Lay Peng Pua, a chemist who lives in a town called Jenjarom, said the air often smells like burning polyester. She and a group of volunteers launched formal complaints and eventually managed to get 35 illegal recycling operations shut down, but the victory is bittersweet: "About 17,000 metric tons of waste was seized, but is too contaminated to be recycled. Most of it is likely to end up in a landfill."

What's sadly ironic is that Malaysia has no recycling system for its own trash, which means that the entire recycling industry in the country, worth $7 billion, depends on imports. At the same time, the country has pledged to eliminate single-use plastics by 2030.

Seeing the pictures of trash in Malaysia and hearing about the unhealthy living conditions is sobering, especially when you realize its connection to Western consumption.
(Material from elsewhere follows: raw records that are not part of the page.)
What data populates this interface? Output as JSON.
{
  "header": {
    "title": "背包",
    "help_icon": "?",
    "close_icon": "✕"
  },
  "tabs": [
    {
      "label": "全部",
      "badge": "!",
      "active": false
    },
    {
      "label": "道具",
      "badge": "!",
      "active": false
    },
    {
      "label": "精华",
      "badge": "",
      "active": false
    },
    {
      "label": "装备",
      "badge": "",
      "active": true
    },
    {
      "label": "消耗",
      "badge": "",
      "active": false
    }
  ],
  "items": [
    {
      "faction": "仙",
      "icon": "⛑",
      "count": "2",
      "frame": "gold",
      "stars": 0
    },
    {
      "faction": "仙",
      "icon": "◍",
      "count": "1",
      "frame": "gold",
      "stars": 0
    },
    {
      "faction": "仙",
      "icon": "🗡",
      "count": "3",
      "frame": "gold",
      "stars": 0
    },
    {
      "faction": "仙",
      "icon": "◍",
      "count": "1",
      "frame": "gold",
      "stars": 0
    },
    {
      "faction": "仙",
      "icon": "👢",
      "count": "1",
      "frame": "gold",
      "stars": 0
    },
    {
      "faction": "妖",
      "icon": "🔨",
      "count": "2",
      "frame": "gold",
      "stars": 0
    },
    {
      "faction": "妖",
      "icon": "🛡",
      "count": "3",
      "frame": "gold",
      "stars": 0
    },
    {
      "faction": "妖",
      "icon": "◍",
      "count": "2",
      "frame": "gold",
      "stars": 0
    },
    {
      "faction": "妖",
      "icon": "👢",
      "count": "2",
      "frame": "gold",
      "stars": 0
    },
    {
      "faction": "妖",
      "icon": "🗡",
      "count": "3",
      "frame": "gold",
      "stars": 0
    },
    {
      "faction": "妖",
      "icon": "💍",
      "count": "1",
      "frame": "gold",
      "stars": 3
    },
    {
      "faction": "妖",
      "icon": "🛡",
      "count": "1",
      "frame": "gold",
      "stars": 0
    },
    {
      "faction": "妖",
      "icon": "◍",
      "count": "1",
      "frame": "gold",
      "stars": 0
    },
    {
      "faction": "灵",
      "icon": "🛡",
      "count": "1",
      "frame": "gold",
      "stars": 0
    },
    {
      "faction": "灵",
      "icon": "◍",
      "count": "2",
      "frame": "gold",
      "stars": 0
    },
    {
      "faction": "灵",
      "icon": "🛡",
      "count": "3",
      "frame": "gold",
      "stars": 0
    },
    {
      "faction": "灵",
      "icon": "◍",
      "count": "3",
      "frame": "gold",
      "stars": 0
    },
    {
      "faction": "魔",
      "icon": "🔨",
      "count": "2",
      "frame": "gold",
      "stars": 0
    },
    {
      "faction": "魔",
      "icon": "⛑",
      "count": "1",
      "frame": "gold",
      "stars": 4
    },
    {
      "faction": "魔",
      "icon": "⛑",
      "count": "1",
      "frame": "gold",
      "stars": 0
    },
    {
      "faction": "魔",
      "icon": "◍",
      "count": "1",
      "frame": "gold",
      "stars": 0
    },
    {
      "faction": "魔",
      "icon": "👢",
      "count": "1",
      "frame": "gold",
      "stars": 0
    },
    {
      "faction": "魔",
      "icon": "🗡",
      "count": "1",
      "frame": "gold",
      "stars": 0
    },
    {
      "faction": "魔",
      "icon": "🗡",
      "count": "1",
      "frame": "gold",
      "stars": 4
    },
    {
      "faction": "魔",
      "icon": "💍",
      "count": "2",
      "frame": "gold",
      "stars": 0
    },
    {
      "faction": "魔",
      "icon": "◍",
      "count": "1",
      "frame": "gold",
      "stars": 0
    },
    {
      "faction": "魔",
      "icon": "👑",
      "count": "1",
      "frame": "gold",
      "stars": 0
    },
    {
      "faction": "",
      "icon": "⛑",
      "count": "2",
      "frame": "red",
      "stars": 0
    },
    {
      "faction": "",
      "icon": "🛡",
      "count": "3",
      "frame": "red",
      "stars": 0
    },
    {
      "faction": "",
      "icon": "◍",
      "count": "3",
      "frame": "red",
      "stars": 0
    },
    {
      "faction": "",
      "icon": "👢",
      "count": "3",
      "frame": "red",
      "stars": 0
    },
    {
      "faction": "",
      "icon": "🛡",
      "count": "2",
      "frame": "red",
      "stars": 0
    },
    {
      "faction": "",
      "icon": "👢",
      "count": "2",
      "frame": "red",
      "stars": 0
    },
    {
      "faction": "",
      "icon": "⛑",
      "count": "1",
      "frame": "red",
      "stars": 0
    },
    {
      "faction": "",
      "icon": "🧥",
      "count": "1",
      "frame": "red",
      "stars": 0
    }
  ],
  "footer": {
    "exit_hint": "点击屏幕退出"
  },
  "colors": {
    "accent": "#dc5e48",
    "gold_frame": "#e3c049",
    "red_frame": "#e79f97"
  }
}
We in North America and Europe inhabit a fortunate world in which the detritus of our consumerist lives is magically whisked away from view, but we would do well to understand that it's still somewhere out there, in the backyard of a lesser fortunate family.

As long as governments are dragging their feet at implementing much tighter regulations and mandating more eco-friendly packaging, the responsibility lies with us, the shoppers, who need to make choices based on the full life cycle of an item. So, the next time you're considering a new bottle of shampoo or laundry detergent, stop for a moment and picture that container in the hands of a Malaysian trash picker who's being paid very little to sort and grind it. Ask yourself, Is there a better option, with less plastic packaging? Chances are, there is.